Kekuatiran para mahasiswa lantaran dalam sengketa terkait Pimpinan DPD Oesman Sapta Odang itu, Majelis Hakim PTUN bertindak mengadili surat keputusan hakim MA yang secara kedinasan berada satu atap.
“Keberadaan dua kubu Pimpinan DPD akan menyandera kinerja lembaga perwakilan kedaerahan itu. Bahkan bukan tidak mungkin menyebabkan tidak bekerja,” tutur Ashar, Koordinator Lapangan dalam aksi BEM itu.
Menurut para aktivis BEM se Jakarta itu, keributan anggota DPD RI dalam sidang paripurna tanggal 11 April 2017 lalu memberikan gambaran buruk terhadap masa depan lembaga hasil reformasi konstitusi itu.
Dalam pandangan para mahasiswa setelah berusaha membedah kerja DPD, mereka mengaku menemukan masalah serius, di antaranya;
1. Mendominasinya partai politik di kelembagaan DPD. Setidaknya terdapat 70 anggota dan pengurus partai yang merangkap sebagai anggota DPD-RI (lebih dari 50%).

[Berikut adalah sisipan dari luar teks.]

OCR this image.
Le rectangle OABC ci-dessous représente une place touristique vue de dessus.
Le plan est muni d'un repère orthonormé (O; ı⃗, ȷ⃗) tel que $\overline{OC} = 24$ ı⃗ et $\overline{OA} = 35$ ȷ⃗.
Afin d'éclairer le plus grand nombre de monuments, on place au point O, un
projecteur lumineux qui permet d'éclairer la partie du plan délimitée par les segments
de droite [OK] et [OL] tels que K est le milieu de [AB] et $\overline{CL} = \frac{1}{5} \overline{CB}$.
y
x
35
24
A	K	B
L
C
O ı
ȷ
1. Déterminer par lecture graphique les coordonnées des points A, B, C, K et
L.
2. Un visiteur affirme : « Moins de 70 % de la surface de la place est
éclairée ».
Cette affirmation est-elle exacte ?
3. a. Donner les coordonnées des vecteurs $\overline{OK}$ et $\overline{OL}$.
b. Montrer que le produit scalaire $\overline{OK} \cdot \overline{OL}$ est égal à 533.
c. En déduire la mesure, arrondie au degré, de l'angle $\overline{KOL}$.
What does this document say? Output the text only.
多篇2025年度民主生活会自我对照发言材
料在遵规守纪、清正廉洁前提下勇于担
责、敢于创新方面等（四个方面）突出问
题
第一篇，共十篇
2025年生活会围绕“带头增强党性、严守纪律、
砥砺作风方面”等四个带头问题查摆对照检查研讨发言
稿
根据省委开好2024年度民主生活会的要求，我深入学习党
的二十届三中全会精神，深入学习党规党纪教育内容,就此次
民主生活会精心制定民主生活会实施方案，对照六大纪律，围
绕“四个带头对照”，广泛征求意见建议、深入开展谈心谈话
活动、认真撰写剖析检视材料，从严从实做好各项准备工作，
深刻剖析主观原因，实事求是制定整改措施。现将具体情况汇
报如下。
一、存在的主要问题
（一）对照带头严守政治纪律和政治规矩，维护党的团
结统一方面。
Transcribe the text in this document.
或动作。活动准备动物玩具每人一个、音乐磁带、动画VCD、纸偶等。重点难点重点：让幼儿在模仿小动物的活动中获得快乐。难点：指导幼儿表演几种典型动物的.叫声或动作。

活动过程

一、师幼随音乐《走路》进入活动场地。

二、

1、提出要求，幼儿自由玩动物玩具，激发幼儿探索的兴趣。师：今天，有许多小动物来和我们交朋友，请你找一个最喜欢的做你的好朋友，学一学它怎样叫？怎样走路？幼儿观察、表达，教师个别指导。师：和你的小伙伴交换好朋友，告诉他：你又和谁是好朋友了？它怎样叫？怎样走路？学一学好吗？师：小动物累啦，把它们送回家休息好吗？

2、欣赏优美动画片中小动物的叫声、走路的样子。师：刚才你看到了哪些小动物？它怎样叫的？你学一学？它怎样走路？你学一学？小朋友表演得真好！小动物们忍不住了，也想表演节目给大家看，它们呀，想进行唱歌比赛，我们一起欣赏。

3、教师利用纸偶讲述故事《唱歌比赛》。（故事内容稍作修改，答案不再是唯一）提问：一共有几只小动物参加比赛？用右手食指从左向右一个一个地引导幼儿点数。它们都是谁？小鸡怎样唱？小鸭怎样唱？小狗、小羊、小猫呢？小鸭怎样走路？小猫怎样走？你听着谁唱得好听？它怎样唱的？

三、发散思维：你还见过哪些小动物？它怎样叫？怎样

2. Terpilihnya Ketua Umum Partai Hati Nurani Rakyat (Hanura) sebagai Ketua DPD. Hal itu menunjukan terdapat korelasi kenapa partai mendominasi DPD dengan dipilihnya pimpinan partai sebagai komando lembaga yang menampung aspirasi daerah tersebut.
3. Adanya dugaan bahwa proses pemilihan Ketua DPD dilakukan dengan cara-cara ilegal. Pandangan itu didasari argumentasi bahwa pemilihan pimpinan DPD-RI yang baru bertentangan dengan Putusan Mahkamah Agung (MA) Nomor 38P/HUM/2017 dan Putusan Nomor 20P/HUM/2017 yang mengabulkan permohonan Pemohon seluruhnya terkait masa jabatan Pimpinan DPD harus hingga terpilihnya anggota DPD yang baru pada Pemilu berikutnya;
4. Bagaimanakah sifat putusan MA? Sebagian kalangan berpendapat bahwa karena belum terdapat upaya mencabut Peraturan DPD yang dibatalkan MA, maka ketentuan tersebut masih berlaku, sehingga berkonsekuensi terhadap berakhirnya masa jabatan Pimpinan DPD dengan komposisi M Saleh, GKR Hemas, dan Farouk Muhammad;
5. Kehadiran Wakil Ketua MA dalam proses pelantikan Pimpinan DPD versi Oesman Sapta Odang (OSO), diperdebatkan karena selain bertentangan dengan Putusan MA, juga tidak sesuai dengan ketentuan Pasal 260 Undang-Undang Nomor 17 Tahun 2017 tentang MPR, DPR, DPD, dan DPRD (MD3).
6. Proses pemilihan pimpinan DPD dilakukan dalam rapat yang tidak memenuhi quorum.#le
Comments are closed.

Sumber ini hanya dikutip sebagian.